Teen accounts on Instagram aren't really for teenagers
Meta, the parent company of Facebook, Instagram and WhatsApp, announced on Tuesday that it will introduce measures that limit the types of content young people can access, who they can talk to and how much time they spend on particular media. The new measures will begin with an Instagram rollout that began on September 17 in the US, but will eventually be applied to Facebook and WhatsApp as well.
The new policy includes automatically creating Instagram accounts for users 16 and under, limiting who can interact with the accounts of teenagers or tagging them in posts, muting some words associated with online bullying, and defaulting to access to the most restricted content. including doing, as well as encouraging young people. To spend less time on apps.
The new protocols come after years of debate about the effects of social media use on young people, with pundits and politicians arguing that social media and smartphones are responsible for a decline in teenage well-being.
Laws and lawsuits have blamed social media for everything from guilt and suicidal ideation to eating disorders, attention problems, and predatory behavior. Meta's new policies address those concerns, and may have some positive effects, particularly moving toward privacy. But they also address the rhetoric of politicians rather than the well-being of teenagers, and some experts warn that there is no causal link between youth social media use and those poor outcomes.
Metta is trying to address a lot of criticism about its impact on teenagers
Meta and other social media companies have come under intense scrutiny for their perceived ill effects on the mental health and well-being of young people. Cyberbullying, eating disorders, anxiety, suicidal ideation, poor academic results, sexual exploitation, and addiction to social media and technology are all concerns that Meta's new Instagram protocols were designed to address.
In recent years, reporting — like the Wall Street Journal's 2021 series on Facebook files — has explored how Meta's leadership knew Instagram could be toxic to teenage girls' body image, yet made no effort to mitigate the risks to vulnerable users. Surgeon General Vivek Murthy also attributed the rise in rates of depression and anxiety to social media use; His office released a report last year warning that social media use is a major contributor to the decline in young people's mental well-being.
The report states that up to 95 percent of American children ages 13 to 17 use social media, and nearly 40 percent of children ages 8 to 12 do as well. “At this time, we do not yet have enough evidence to determine whether social media is safe enough for children and adolescents,” says the report's introduction, and cites overuse, harmful content, bullying and exploitation as key areas of concern.
Murthy also called for a Surgeon General's warning labels on social media — similar to those on cigarette packs and alcohol bottles warning about the health risks of those products — in a New York Times op-ed in June. The op-ed called for federal legislation to protect children using social media.
Such legislation is already making its way through Congress — the Kids Online Safety Act (KOSA). COSA passed the Senate in July and heads to the House for markup Wednesday; It is unclear whether any version of the bill will pass both chambers, but President Joe Biden has indicated that he would sign one if he did.
The version of KOSA passed earlier this summer required companies to allow companies to turn off algorithmic features targeting child or teen accounts and to limit features that reward or enable sustained use of the platform or game in question.
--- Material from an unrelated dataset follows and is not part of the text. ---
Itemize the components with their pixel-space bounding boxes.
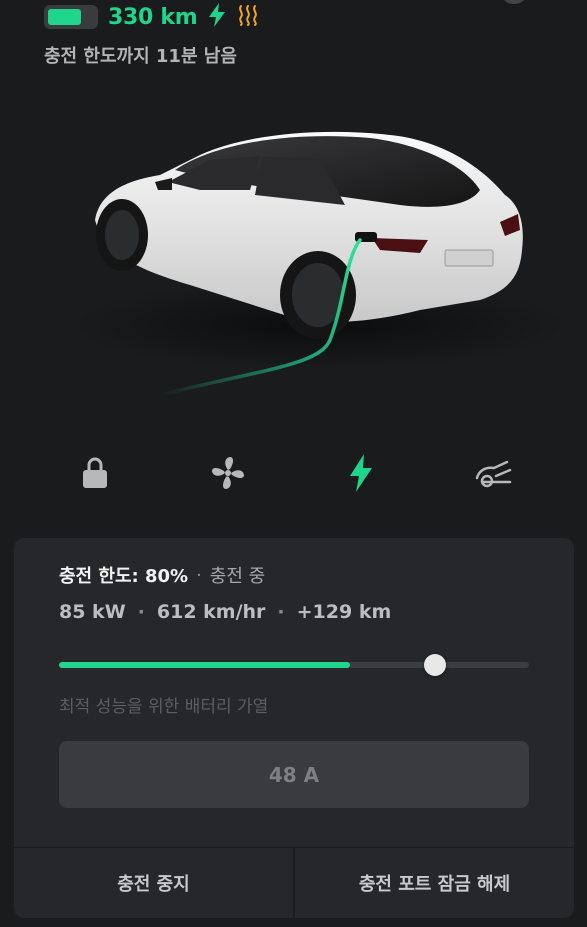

Meta's new policies will require companies to limit who can communicate with minors; “Prevent other users […] from viewing minors' personal information”; and reducing and preventing harm to the mental health of adolescents.
The Senate-approved version of KOSA goes further than Meta's new teen account policies, especially when it comes to youth data privacy, and it's unclear what impact, if any, Instagram teen accounts will have on laws surrounding youth social media use. .
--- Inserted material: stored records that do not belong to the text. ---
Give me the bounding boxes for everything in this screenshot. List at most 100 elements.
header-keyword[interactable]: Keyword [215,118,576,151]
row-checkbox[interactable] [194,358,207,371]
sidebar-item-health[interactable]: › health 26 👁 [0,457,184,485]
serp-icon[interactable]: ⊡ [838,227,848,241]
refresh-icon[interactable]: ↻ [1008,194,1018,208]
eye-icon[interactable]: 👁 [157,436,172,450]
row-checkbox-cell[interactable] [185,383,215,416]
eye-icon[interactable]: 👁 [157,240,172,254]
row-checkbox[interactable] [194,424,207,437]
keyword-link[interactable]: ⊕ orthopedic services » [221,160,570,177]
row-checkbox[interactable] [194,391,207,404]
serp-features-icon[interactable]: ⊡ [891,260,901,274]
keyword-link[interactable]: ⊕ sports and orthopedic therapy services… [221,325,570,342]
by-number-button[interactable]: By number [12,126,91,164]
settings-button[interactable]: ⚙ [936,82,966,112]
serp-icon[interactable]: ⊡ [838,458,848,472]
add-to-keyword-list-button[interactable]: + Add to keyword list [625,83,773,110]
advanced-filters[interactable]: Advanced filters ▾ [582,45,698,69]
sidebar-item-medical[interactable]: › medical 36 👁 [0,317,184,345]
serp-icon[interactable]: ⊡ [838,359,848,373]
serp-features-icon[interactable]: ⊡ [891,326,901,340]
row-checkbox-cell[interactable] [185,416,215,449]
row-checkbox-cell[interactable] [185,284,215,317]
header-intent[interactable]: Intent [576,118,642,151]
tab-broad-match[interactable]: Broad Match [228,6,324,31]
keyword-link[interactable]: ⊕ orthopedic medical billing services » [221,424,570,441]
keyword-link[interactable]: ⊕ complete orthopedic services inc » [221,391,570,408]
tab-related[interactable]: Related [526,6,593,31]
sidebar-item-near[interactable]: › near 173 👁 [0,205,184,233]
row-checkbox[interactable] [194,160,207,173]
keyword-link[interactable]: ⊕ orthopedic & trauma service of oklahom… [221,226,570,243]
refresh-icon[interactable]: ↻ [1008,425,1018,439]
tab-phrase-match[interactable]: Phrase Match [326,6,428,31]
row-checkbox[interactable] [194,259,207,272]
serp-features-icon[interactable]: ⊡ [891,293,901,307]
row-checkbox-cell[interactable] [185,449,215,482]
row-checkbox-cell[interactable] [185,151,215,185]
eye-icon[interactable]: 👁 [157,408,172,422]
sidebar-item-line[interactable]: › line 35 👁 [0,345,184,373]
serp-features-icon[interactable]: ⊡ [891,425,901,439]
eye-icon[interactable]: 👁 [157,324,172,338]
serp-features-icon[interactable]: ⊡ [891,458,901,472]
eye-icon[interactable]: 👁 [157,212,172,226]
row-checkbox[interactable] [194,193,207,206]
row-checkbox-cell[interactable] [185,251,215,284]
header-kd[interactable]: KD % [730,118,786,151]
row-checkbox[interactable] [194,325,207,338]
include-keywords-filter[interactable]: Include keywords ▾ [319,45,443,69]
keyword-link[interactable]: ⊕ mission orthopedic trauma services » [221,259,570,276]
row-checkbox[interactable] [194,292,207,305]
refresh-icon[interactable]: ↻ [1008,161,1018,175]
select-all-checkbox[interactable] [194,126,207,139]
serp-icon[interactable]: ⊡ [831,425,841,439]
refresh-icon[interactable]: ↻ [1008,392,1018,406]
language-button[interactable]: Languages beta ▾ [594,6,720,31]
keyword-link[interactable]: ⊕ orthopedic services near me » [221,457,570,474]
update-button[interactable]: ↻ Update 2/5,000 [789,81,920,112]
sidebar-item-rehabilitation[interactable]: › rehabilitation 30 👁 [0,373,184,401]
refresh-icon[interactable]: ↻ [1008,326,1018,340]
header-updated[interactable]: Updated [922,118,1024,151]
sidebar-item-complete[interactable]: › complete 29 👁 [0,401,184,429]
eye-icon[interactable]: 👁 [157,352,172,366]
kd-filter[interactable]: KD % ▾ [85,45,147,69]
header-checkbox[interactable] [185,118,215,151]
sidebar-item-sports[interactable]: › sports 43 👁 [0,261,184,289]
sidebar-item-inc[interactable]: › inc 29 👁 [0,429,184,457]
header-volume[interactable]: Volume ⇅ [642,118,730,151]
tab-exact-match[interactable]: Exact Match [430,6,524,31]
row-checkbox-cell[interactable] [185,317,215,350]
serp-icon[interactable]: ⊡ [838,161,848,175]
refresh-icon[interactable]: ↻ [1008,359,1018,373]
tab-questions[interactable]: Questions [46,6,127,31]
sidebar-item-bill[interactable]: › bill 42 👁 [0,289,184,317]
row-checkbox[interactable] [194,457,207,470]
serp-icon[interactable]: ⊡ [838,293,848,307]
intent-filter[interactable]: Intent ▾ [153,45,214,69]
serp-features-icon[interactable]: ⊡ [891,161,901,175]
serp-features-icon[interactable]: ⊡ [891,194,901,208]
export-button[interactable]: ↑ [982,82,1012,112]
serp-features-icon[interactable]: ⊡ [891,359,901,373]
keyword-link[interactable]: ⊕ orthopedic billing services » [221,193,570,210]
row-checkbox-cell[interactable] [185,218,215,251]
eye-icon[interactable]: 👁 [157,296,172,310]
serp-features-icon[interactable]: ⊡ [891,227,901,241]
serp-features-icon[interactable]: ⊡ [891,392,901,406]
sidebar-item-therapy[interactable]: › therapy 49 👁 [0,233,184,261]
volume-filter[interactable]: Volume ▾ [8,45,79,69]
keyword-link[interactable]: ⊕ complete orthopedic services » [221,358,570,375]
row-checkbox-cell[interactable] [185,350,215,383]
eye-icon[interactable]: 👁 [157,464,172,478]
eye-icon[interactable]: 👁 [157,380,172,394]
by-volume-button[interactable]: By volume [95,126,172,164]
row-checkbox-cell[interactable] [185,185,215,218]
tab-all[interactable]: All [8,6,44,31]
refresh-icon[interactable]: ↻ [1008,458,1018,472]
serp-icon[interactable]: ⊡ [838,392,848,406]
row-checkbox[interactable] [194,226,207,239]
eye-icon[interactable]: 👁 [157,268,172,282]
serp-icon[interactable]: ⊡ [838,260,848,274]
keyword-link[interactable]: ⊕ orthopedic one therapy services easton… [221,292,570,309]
Who are the new protocols for, and will they make teens' lives better?
The language in the Mater press release is directed toward parents' concerns about their children's social media use, rather than youth's online privacy, mental health or well-being.
The reality is that the Meta Teen account, as well as the KOSA Act, can only do so much to address cultural and political fears about what social media does to children's well-being because we don't know much about it. Available data do not show that social media use has more than a negligible effect on adolescent mental health.
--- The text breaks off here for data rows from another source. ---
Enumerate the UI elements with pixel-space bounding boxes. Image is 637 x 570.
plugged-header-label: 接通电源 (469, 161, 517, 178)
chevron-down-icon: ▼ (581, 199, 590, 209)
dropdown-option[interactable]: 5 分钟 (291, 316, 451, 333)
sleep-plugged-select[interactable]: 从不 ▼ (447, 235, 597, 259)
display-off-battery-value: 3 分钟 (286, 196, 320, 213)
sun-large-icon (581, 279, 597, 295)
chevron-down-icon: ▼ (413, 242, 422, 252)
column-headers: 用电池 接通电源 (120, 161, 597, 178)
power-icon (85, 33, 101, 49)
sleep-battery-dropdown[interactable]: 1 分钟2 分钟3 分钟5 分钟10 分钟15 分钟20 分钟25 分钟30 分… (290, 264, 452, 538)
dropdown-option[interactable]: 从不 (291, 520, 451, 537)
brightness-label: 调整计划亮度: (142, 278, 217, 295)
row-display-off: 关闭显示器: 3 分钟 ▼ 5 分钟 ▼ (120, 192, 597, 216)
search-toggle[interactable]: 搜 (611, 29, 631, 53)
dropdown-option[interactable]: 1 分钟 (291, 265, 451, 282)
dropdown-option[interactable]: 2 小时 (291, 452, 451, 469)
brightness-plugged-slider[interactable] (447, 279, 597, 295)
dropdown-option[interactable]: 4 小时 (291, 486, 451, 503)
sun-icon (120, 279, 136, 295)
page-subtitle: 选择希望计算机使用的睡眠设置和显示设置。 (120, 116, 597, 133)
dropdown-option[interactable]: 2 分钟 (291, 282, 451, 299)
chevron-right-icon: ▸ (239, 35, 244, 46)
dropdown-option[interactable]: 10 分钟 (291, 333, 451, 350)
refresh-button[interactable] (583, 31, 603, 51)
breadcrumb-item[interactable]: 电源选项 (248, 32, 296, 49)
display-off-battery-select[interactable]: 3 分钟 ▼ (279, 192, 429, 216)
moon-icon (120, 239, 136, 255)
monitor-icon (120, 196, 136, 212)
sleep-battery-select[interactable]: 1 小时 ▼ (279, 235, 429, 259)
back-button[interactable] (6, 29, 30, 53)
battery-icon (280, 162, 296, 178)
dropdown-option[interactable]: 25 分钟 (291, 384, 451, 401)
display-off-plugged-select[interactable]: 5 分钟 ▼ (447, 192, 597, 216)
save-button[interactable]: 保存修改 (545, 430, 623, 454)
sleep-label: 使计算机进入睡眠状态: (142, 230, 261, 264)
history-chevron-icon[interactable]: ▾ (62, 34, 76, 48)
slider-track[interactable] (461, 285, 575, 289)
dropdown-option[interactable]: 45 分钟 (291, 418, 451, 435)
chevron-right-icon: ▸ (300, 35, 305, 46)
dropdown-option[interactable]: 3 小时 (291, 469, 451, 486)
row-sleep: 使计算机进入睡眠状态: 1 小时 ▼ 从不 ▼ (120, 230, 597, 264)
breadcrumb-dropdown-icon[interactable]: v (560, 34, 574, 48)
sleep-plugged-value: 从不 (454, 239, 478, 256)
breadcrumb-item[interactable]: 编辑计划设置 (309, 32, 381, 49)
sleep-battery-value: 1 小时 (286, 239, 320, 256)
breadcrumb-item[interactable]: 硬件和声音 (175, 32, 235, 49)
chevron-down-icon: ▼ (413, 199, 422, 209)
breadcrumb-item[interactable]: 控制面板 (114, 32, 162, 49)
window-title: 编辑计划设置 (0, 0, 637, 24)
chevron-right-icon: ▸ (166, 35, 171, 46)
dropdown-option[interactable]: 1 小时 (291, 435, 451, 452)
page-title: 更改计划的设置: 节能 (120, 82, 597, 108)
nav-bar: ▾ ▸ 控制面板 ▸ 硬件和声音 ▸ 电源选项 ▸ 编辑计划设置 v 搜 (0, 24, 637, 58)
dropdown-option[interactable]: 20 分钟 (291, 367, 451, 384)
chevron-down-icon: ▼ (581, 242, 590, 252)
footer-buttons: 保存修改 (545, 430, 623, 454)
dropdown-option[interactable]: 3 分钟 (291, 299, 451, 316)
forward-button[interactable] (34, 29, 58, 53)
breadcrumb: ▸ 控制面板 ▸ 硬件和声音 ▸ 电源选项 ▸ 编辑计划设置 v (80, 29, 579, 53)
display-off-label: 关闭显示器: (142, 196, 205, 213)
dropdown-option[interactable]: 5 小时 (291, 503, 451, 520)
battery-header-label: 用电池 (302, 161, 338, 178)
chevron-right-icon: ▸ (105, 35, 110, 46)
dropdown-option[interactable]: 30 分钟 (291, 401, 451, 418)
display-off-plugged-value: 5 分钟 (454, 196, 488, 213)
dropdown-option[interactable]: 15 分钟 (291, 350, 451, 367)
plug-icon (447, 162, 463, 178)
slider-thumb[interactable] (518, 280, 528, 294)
“Many of the things proposed to fix social media are not really questions of scientific rigor, they're not really questions of health or anxiety or depression,” Andrew Przybylski, a professor of human behavior and technology at Oxford University, told Vox. . “It's basically a matter of taste.”
Stetson University psychology professor Christopher Ferguson, who studies the psychological effects of media on young people, said that in his view, the uproar over social media's impact on children's well-being has created “a moral panic” that echoes previous generations. Concerns that radio, television, the role-playing game Dungeons & Dragons, and other new media will corrupt children's minds and morals.
It's unclear what metrics Meta plans to use to determine whether the new rules are helping children and parents; When asked about those metrics, Meta spokeswoman Lisa Crenshaw told Vox exclusively that the company will “iterate to ensure teen accounts work” for Instagram users. Crenshaw did not respond to follow-up questions by the time of publication.
“These all look like good-faith efforts,” Przybylski said. “But we don't know if it's working.”